Bei dem Kommentar zur Neuregelung verwies der Verband Airlines for Europe darauf, dass man die Entscheidung begrüße, Mitglied Ryanair „diese Position aber nicht teilt“. Ryanair-Chef O’Leary hatte den Slot Waiver stets als verbraucherfeindlich kritisiert, da er Billig-Airlines künstlich am Ausbau ihres Angebots hindere, was seiner Ansicht nach die Ticketpreise hoch hält.
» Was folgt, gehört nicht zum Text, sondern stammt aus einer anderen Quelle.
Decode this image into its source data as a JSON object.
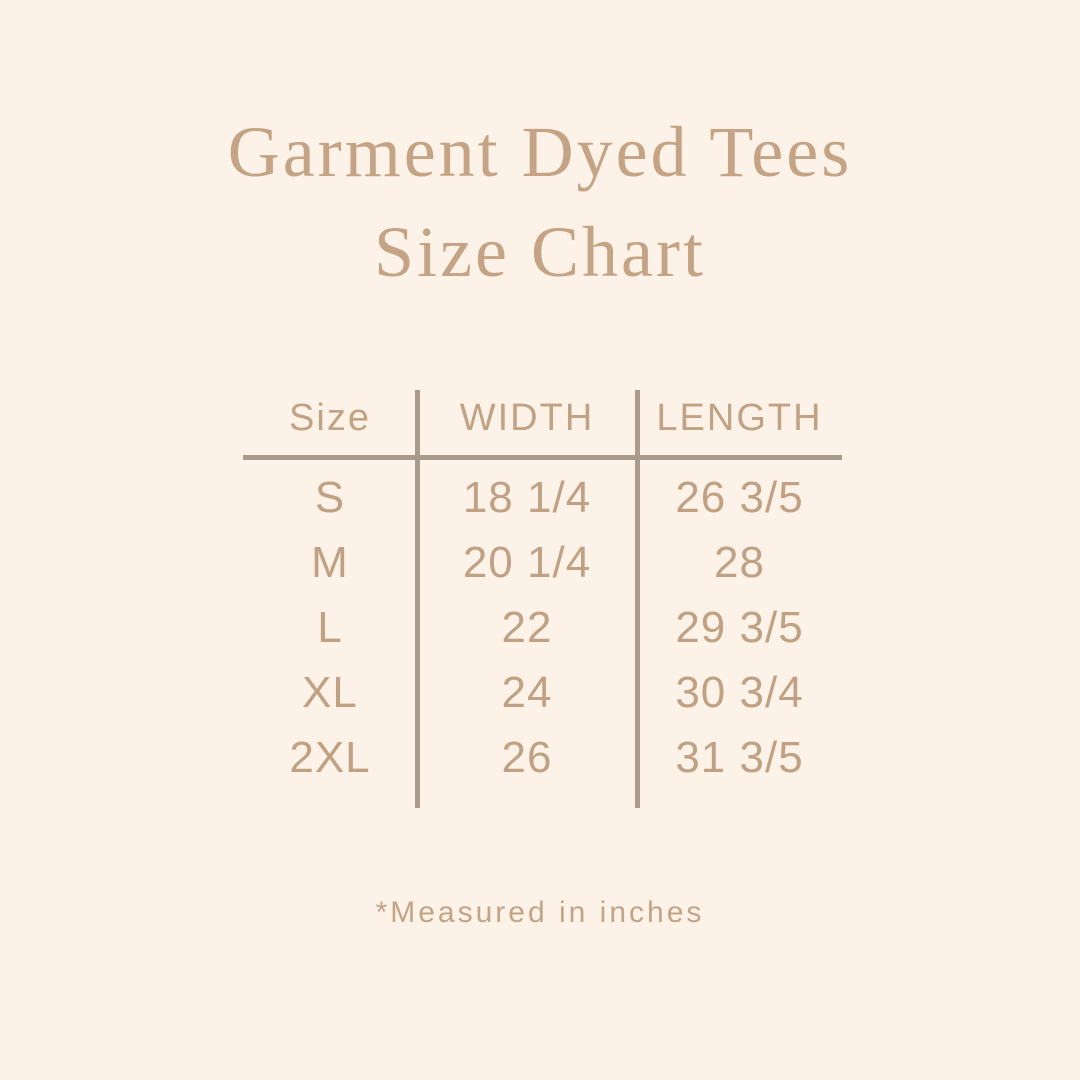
{
  "header": {
    "title_line1": "Garment Dyed Tees",
    "title_line2": "Size Chart"
  },
  "table": {
    "headers": [
      "Size",
      "WIDTH",
      "LENGTH"
    ],
    "rows": [
      {
        "size": "S",
        "width": "18 1/4",
        "length": "26 3/5"
      },
      {
        "size": "M",
        "width": "20 1/4",
        "length": "28"
      },
      {
        "size": "L",
        "width": "22",
        "length": "29 3/5"
      },
      {
        "size": "XL",
        "width": "24",
        "length": "30 3/4"
      },
      {
        "size": "2XL",
        "width": "26",
        "length": "31 3/5"
      }
    ]
  },
  "footnote": {
    "text": "*Measured in inches"
  },
  "colors": {
    "background": "#fdf2e8",
    "title_text": "#c5a385",
    "table_text": "#c0a183",
    "rule_line": "#a89a8d"
  }
}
Laut Wizzair hat die Entscheidung, die Regeln für Start- und Landerechte an Flughäfen mit begrenzten Slots auszusetzen, das Unternehmen daran gehindert, in London-Gatwick zu expandieren, wo Konkurrent Easyjet eine dominante Position innehat. Deren Chef Johann Lundgren (54) wischte die Bedenken der Wettbewerber nun bei einer Diskussion vom Tisch. „Das ist eine unsinnige Debatte, absoluter Blödsinn“, sagte Lundgren, der den Billigflieger seit Ende 2017 führt. „Es gibt keinen Beweis dafür, dass dies in irgendeiner Weise den Wettbewerb einschränkt.“ Easyjet selbst übernahm kürzlich Slots der angeschlagenen Norwegian und baute damit das Geschäft in London-Gatwick aus. „Wir haben in diesem Fall einen Deal mit Norwegian gemacht. Dies ist ein freier Markt. Jeder kann tun und lassen, was er will.“

Wizzair-Chef Váradi gilt in der Airlinebranche als ähnlich streitbarer Geist wie Ryanair-CEO O’Leary, ist aber außerhalb der Luftfahrtblase weniger bekannt als sein irischer Kollege. Der 55-Jährige Ungar ist einer der Gründer von Wizzair und steht seit 2003 an der Spitze des Unternehmens. Im November 2020 hat der Manager einen unbefristeten Vertrag als CEO erhalten. Die Ausnahmeregelungen von Slot-Zuteilungen auf Flughäfen habe zur Folge, dass Airlines „ganz ohne Aktivität“ auf diesen Slots säßen, was anderen wiederum zum Nachteil gereiche. Die meisten Airlines würden angesichts der Lage in einem ineffizienten Status quo verharren und dazu insgesamt 33 Mrd. Euro an europäischen Staatshilfen kassieren. „Keine der so unterstützten Ge­sellschaften wird jemals in der Lage sein, diese Gelder zurückzuzahlen. Das ist verschwendetes Staatsbudget, und bei diesen Fluglinien ändert sich auch in Zukunft nichts“, hatte Váradi im vergangenen Herbst gepoltert. Wizzair selbst habe ein Ansuchen um Staatshilfen niemals ins Auge gefasst. „Das ist nicht unsere Auffassung von Geschäftspraktiken. Wir wollen nicht dem Steuerzahler auf der Tasche liegen, sondern möchten unser Unternehmen nach den Regeln des Marktes führen.“

Ganz zufrieden mit der in Brüssel vereinbarten Neuregelung dürften allerdings auch die Chefs der großen Netzwerk-Airlines nicht sein. Deren Interessenvertreter hatten die Möglichkeit gefordert, vorübergehendend ganze Slot-Serien während des kommenden Sommers zurückgeben zu können, ohne sie dauerhaft zu verlieren. Noch besser hätte ihnen wohl eine Aussetzung der Nutzungspflicht bis in den Herbst hinein gefallen. Lufthansa-Chef Carsten Spohr etwa hatte anderenfalls mit Leerflügen gedroht.

Auf der Intensivstation

Liegen die Airline-Chefs in Sachen Slot-Regeln auch im Clinch, herrscht bei einem anderen, derzeit bestimmenden Thema Einigkeit: Fliegen sei auch in Coronazeiten sicher und die Luft an Bord von Verkehrsmaschinen könne „qualitativ mit jener auf Krankenhaus-Intensivstationen“ gleichgesetzt werden, so Váradi. Dem würden auch O’Leary, Lundgren und Spohr nicht widersprechen.